Friday, November 16, 2007

Australia: Employee Engagement the Key To Keeping Mature Workers Active in Workplace

According to research from the Voice Project at the Department of Psychology at Macquarie University, higher levels of engagement may lead to increased participation rates by mature-aged workers, as engagement has been shown to be associated with positive organizational outcomes such as reduced absenteeism, higher productivity, and lower turnover rates. After surveying workers in age brackets 20-30, 30-40, 40-50, 50-60 and 60 plus, Nick Vrisakis from Voice Project said researchers found there were some significant differences. While younger workers valued career opportunities, rewards and recognition, for older workers wellness was the strongest driver of engagement over and above salary and seniority.

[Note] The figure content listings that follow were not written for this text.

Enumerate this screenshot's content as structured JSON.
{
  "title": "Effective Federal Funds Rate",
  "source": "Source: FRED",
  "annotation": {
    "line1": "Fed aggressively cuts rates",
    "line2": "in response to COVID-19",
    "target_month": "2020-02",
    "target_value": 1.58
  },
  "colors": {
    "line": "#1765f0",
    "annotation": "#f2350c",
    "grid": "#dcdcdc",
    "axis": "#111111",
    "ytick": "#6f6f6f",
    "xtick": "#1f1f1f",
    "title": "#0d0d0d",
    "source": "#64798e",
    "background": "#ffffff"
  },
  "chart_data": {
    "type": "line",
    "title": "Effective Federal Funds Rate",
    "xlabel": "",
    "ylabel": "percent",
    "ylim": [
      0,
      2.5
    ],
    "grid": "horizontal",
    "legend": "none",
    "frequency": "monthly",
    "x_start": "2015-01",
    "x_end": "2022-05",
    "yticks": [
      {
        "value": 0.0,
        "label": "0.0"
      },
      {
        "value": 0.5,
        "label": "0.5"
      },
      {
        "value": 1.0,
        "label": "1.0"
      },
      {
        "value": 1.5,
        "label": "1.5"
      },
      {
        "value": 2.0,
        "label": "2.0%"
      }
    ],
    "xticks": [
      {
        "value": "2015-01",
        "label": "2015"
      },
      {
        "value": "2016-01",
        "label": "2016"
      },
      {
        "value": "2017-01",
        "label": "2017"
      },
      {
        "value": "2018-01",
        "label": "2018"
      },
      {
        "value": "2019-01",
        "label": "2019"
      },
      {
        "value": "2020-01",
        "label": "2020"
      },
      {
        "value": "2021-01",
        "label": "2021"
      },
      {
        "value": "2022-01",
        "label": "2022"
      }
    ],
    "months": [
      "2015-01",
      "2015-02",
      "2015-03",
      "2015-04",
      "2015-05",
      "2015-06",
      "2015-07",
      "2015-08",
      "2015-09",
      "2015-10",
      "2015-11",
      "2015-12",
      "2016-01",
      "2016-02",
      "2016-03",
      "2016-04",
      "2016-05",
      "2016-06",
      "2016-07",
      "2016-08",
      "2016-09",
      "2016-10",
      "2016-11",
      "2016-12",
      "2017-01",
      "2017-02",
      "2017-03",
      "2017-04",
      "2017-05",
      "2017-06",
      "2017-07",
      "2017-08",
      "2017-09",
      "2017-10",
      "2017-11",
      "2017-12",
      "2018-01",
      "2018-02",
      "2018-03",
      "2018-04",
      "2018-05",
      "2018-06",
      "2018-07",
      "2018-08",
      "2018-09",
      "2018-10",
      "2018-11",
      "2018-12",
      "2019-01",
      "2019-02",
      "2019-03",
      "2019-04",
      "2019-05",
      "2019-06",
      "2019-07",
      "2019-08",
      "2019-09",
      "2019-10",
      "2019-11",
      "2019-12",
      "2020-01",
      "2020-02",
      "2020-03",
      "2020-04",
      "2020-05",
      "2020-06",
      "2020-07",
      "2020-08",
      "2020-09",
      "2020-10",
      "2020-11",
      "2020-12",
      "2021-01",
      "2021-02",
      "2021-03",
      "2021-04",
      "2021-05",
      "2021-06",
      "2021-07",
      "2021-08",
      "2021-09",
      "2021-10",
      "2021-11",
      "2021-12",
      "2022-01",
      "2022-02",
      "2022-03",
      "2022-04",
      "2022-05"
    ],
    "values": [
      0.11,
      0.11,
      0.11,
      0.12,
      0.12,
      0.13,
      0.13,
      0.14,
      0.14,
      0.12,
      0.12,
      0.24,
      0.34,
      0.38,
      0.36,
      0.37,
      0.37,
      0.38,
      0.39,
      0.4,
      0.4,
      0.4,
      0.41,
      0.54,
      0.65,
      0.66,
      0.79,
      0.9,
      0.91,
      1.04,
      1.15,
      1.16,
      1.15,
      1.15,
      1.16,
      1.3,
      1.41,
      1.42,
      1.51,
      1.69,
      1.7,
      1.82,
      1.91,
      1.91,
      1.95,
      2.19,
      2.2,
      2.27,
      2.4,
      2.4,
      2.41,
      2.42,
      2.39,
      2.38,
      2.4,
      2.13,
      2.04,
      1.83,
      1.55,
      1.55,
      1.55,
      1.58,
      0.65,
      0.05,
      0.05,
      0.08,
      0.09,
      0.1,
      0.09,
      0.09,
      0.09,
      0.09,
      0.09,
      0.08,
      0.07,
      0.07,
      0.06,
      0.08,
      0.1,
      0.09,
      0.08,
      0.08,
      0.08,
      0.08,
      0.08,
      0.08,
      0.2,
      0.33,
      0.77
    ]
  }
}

"These results suggest that older workers are looking for less stress in their working lives and that this may be related to the nature of the role rather than the number of hours worked. Older employees may be happy to work full-time hours if it means they can be exposed to less stress or at least maintain a sense of wellbeing. If older workers could wind down whilst continuing to work it may be that many would continue to work full-time."
In addition, the research showed that overall older workers were more satisfied, committed and had a stronger intention to stay with their organizations. As Vrisakis pointed out, this is good news for employers who are seeking to attract or retain mature-aged workers and provides incentive for other employers to do so.